1. You can implement a more complex GC which has better performance.
2. Just think of all the memory leaks programs in your language won't suffer from.
3. Coding with a GC available is a blessing. (Think C#, Java, Python, Perl, etc... vs. C++ or C).

Answer 10

I understand that I'm very late, but I stumbled upon this question by accident.

I believe that full support of closures indeed requires GC, but in some special cases stack allocation is safe. Determining these special cases requires some escape analysis. I suggest that you take a look at the BitC language papers, such as Closure Implementation in BitC. (Although I doubt whether the papers reflect the current plans.) The designers of BitC had the same problem you do. They decided to implement a special non-collecting mode for the compiler, which denies all closures that might escape. If turned on, it will restrict the language significantly. However, the feature is not implemented yet.

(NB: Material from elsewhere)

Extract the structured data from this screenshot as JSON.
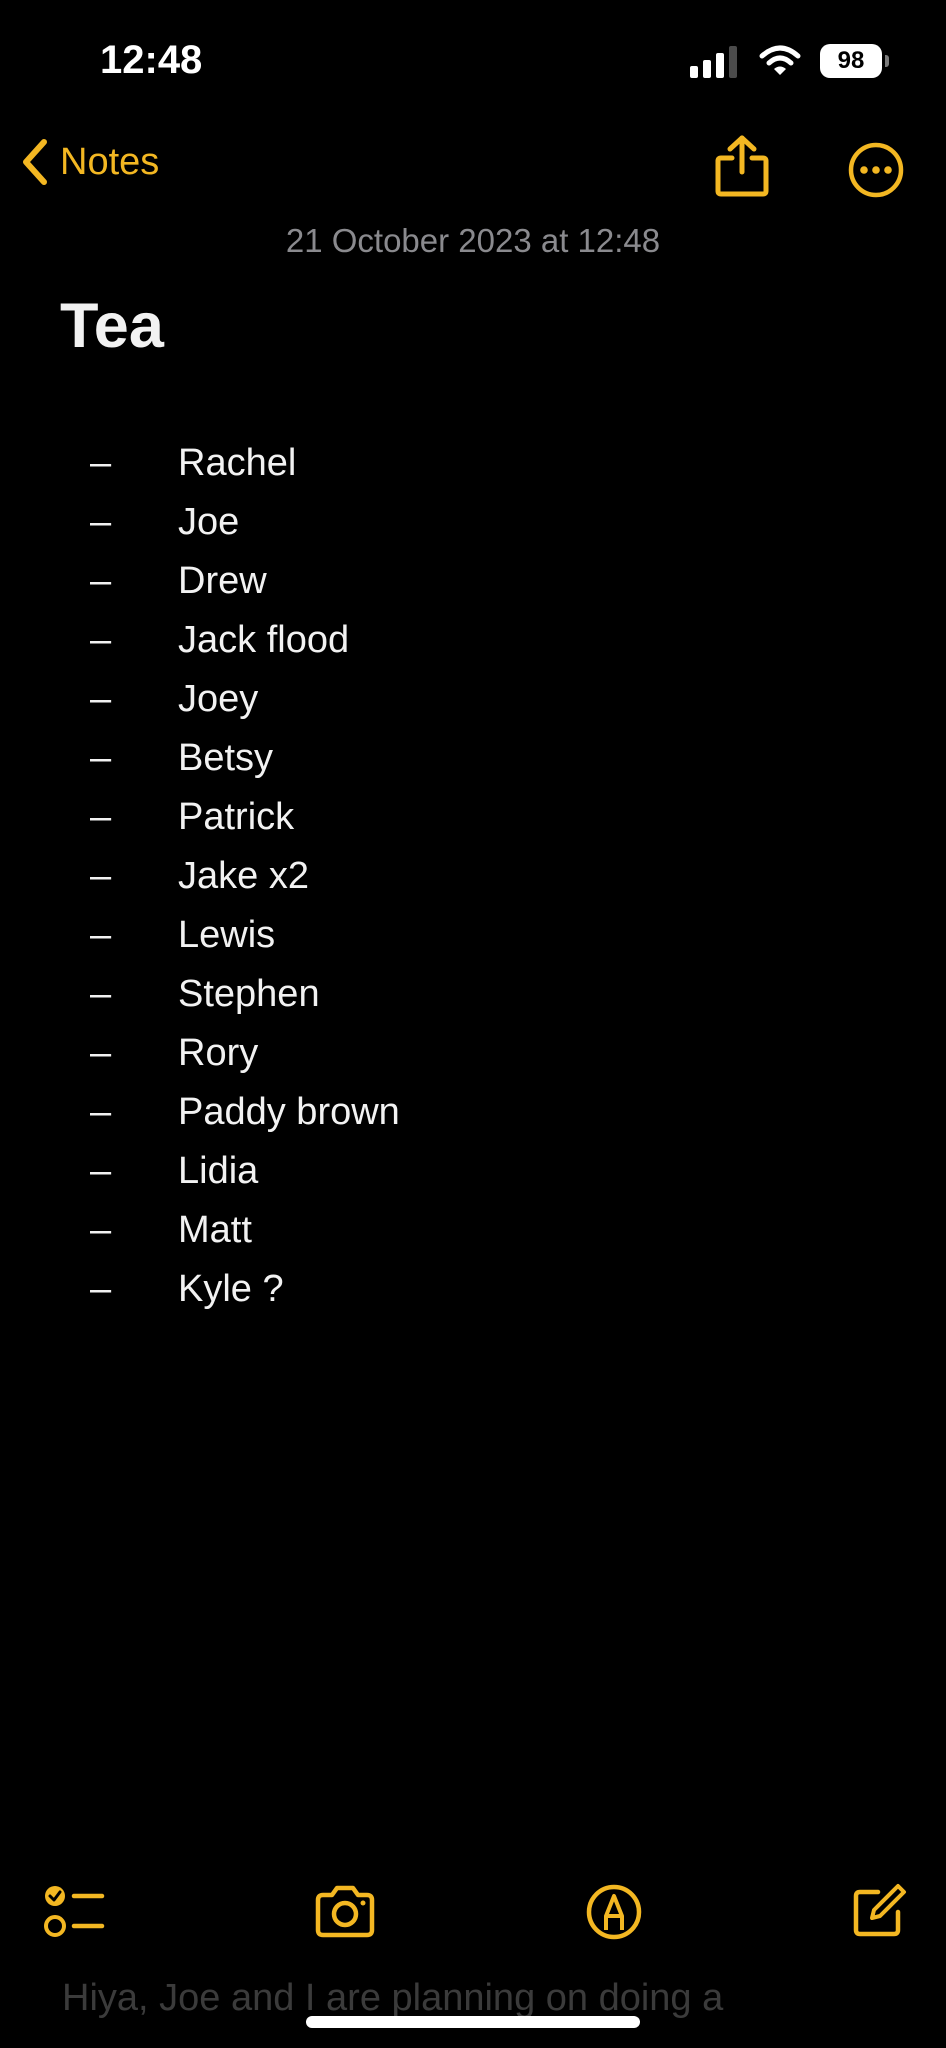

I'd advise you to use a collector - it's the most elegant way. You should also consider that a well-built garbage collector allocates memory faster than malloc does. The BitC folks really do value performance and they still think that GC is fine even for the most parts of their operating system, Coyotos. You can migitate the downsides by simple means:

• create only a minimal amount of garbage
• let the programmer control the collector
• optimize stack/heap use by escape analysis
• use an incremental or concurrent collector
• if somehow possible, divide the heap like Erlang does

Many fear garbage collectors because of their experiences with Java. Java has a fantastic collector, but applications written in Java have performance problems because of the sheer amount of garbage generated. In addition, a bloated runtime and fancy JIT compilation is not really a good idea for desktop applications because of the longer startup and response times.

Answer 11

Better late than never?

You might find this interesting: Differential Execution.

It's a little-known control stucture, and its primary use is in programming user interfaces, including ones that can change dynamically while in use. It is a significant alternative to the Model-View-Controller paradigm.

I mention it because one might think that such code would rely heavily on closures and garbage-collection, but a side effect of the control structure is that it eliminates both of those, at least in the UI code.